Die drehen sich um mich gerade bzw. krumm alle neune, nur
hab ich selbst am wenigsten davon. Alle Kräfte zerren und
ziehen von allen Seiten. Ich weiß nicht wohin. Wo sind die
Runen?
Eine Frauenstimme klingt an mein Gehör: "Rufe
den Raben! Rufe den Raben! Rufe deinen Raben!" Verdammt!
Ich habe seinen Namen vergessen... Was für ein Rabe? Wer bin
ich? Was bin ich? Ein Schwein fliegt vorbei, so eine Art rasende
Wildsau (vielleicht aber auch ein Eber), auf seinem
goldschimmernden Borstenrücken sitzt rittlings eine
prachtvolle nackte Frau danach gleich noch eins, von einem
herrlich erregten (und ziemlich stattlichen, Junge Junge...)

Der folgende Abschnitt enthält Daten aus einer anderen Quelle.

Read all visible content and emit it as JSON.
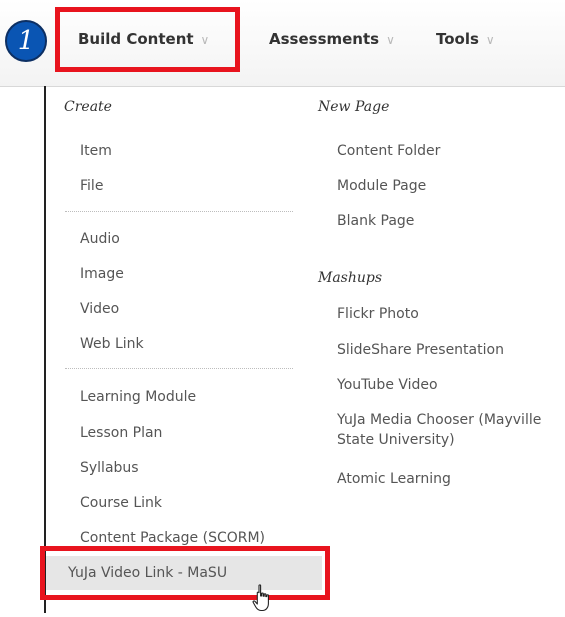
{
  "step_badge": "1",
  "toolbar": {
    "build_content": "Build Content",
    "assessments": "Assessments",
    "tools": "Tools",
    "chevron": "∨"
  },
  "menu": {
    "col1": {
      "heading": "Create",
      "group1": [
        "Item",
        "File"
      ],
      "group2": [
        "Audio",
        "Image",
        "Video",
        "Web Link"
      ],
      "group3": [
        "Learning Module",
        "Lesson Plan",
        "Syllabus",
        "Course Link",
        "Content Package (SCORM)",
        "YuJa Video Link - MaSU"
      ]
    },
    "col2": {
      "heading": "New Page",
      "items": [
        "Content Folder",
        "Module Page",
        "Blank Page"
      ],
      "heading2": "Mashups",
      "mashups": [
        "Flickr Photo",
        "SlideShare Presentation",
        "YouTube Video",
        "YuJa Media Chooser (Mayville State University)",
        "Atomic Learning"
      ]
    }
  },
  "colors": {
    "highlight": "#e8141e",
    "badge": "#0a55b3",
    "selected_bg": "#e6e6e6"
  },
  "icons": {
    "cursor": "hand-pointer-icon",
    "dropdown": "chevron-down-icon"
  }
}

jungen Mann beritten, der ihr Bruder sein könnte beide
grüßen mich im Vorbeiflug... wie fröhlich sie
winken... kenn ich die? Wo bin ich hier überhaupt? Und was
bedeutet "hier"? Eine Frauenstimme schraubt sich mir
zunehmend schrill in die Seele: "Rufe den Raben! Rufe den
Raben!" Die Stimme wird mir unangenehm. Was ist das
eigentlich eine Stimme? Aus was besteht eine "Stimme",
und was bedeutet sie? Das will ich herausbekommen... Ich versuche
sie zu begreifen, einfach zu begreifen und bekomme
plötzlich etwas Hartes zu fassen einen Knauf? Nein
das muß ein Schnabel sein, ein Vogelschna- AU! Schmerz
durchzuckt mich, zackt stechend und tief von den Fingerspitzen
hoch in den ganzen Arm hinauf, durch und durch Arm?
, vor mir ist meine Hand, blutend: rotes Blut...? Ja bin ich
denn... "Verzeihung! Um Asgardswillen...! Chef???"
Mühsam drehe ich mich um (alles fliegt, alles zieht, ich
bin völlig auseinander, bestehe aus rasend fliehenden
Einzelteilen) eine Art Gesicht zeigt sich mir: ein Vogel?
Oder ist das doch ein Weib? Oder beides zugleich? Ich vermeine,
Schlachtengetümmel zu vernehmen... Durch das Brausen aber, in
dem alles gleich wieder untergeht, ohne ganz verschwinden zu
können (es kommt immer wieder: alles, alles... aahhh), fragt
mich das (Frau? Vogel?) Gesicht: "...Chef??? Du hier?"
Ich bin auseinander und fühle doch jedes Teil
und alles rotiert immer schneller freier Fall überall
gleichzeitig hinfliehender Kräfte "Wer seid ihr?"
brülle ich unbeherrscht, "was wollt ihr alle von mir?"
"Deine Dienerinnen, deine getreuen Helferinnen...,"
säuselt das Gesicht seltsam knarzend zurück, Federn
tanzen vor meinem Blick, schwärzliche Federn, aus stinkenden
Schnäbeln tropft Blut, an ihren Spitzen hängt Fleisch,
warmes Fleisch, zerfetzte Haut, Menschenhaut... schwarze
wildflatternde Schattengestalten tanzen um mich herum, ohne unten
und oben, ohne Grenze im Raum und ein Geschrei, ein
krächzendes Geschrei... krah, krah, krah! Vielstimmig,
kakophon, über dem Brausen, dem nicht endenwollenden
Lärmen... was will mir das Gesicht sagen? Ich versuche mich
auf dieses Gesicht zu konzentrieren, auf diesen Mund oder
sagt man Maul? Welches Maul klappert? Nennt man das Schnabel?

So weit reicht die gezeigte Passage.